I took this picture a few years ago just outside Toyama, Japan. The guy was fishing for ayu, a small, delicious, smelt-like fish, where a concrete canal flowed into the sea. Like salmon, ayu live in salt water and run up rivers to spawn. I watched the fisherman work with great concentration and skill–he clearly knew what he was doing. After a while, I couldn’t resist, and approached him to talk fishing. Thankfully, he spoke a little English.

His bucket held three six-inch ayu–his haul for the entire day. But he was happy  with his catch. I asked him about other fishing, and he excitedly told me about salmon. My interest level ratcheted up a few notches. The rivers, he said, were heavily dammed to generate electricity and divert water into the famous Toyama rice fields. Some no longer even reach the sea. But there were still salmon there, he said, and they were his favorite fish to pursue.

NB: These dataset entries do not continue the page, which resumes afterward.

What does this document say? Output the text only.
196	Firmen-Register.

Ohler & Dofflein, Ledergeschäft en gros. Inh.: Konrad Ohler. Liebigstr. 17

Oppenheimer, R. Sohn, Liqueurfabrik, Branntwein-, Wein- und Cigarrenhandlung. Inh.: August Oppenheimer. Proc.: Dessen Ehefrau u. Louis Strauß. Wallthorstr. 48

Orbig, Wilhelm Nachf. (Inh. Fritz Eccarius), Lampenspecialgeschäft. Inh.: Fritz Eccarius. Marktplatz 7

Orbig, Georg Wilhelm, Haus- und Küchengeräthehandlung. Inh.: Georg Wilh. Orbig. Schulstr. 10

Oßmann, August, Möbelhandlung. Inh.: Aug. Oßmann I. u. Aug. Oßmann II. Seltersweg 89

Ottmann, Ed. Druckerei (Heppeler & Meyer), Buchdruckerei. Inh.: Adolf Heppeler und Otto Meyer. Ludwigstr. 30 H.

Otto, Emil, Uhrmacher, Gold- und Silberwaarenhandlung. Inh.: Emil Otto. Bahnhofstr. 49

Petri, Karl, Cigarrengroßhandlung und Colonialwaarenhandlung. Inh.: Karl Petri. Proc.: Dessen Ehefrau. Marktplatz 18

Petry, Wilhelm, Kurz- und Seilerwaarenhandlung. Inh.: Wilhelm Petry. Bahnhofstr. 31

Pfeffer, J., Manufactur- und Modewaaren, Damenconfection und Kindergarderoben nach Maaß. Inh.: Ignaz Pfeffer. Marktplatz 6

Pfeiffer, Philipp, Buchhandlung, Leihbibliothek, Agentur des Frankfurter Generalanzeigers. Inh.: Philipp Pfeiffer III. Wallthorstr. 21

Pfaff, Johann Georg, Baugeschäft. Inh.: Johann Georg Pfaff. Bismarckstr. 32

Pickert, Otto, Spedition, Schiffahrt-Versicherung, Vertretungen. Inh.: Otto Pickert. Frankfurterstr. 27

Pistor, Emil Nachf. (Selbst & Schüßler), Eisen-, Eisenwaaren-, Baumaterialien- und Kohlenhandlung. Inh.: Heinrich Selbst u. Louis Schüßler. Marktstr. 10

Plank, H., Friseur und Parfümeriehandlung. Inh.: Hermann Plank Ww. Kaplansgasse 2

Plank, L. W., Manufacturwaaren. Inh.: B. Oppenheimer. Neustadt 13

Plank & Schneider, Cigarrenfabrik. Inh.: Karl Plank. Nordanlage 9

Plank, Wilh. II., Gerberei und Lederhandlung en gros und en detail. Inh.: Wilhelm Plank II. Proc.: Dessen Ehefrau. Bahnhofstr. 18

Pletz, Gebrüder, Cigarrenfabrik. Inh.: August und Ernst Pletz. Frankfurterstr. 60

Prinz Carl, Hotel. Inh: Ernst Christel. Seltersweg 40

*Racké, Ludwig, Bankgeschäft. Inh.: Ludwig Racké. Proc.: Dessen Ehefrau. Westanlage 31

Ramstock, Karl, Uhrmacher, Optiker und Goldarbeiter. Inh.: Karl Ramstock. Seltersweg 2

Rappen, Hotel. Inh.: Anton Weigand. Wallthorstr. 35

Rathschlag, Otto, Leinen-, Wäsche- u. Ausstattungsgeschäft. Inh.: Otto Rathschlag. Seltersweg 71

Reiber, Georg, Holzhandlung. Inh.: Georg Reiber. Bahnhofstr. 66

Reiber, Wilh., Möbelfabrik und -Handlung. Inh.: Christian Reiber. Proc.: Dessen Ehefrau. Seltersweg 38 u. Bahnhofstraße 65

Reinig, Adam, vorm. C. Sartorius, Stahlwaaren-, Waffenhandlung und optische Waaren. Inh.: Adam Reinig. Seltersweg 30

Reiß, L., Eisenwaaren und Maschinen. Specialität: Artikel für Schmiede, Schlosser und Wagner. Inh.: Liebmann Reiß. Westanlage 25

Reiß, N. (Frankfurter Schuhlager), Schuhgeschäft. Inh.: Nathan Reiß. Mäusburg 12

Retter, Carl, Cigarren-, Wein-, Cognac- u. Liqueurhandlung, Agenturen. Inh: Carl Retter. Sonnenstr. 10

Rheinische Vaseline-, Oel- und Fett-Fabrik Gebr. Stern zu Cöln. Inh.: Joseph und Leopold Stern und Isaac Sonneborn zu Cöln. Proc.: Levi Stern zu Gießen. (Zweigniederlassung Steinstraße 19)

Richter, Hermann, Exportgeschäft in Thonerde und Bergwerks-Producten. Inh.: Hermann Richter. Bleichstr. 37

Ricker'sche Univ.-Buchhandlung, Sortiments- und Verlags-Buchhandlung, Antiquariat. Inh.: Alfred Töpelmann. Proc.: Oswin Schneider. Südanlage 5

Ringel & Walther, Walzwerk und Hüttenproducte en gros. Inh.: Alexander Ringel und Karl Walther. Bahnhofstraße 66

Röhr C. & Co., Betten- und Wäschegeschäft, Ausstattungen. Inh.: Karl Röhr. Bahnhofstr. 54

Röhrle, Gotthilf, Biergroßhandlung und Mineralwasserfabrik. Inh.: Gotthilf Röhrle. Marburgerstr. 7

As we talked about salmon, he grew even more excited, gesturing with his hands the way anglers around the world are known to do. “Last year,” he said, “very good salmon fishing!” I waited for him to find the right words. He continued, “I fish 37 days and hooked two salmon! Best year ever!”

A chill went down my spine. I don’t know that anything has ever hammered it home quite so powerfully: Conservation is not just a theoretical exercise; we need to work even harder to save what we have. Starting now.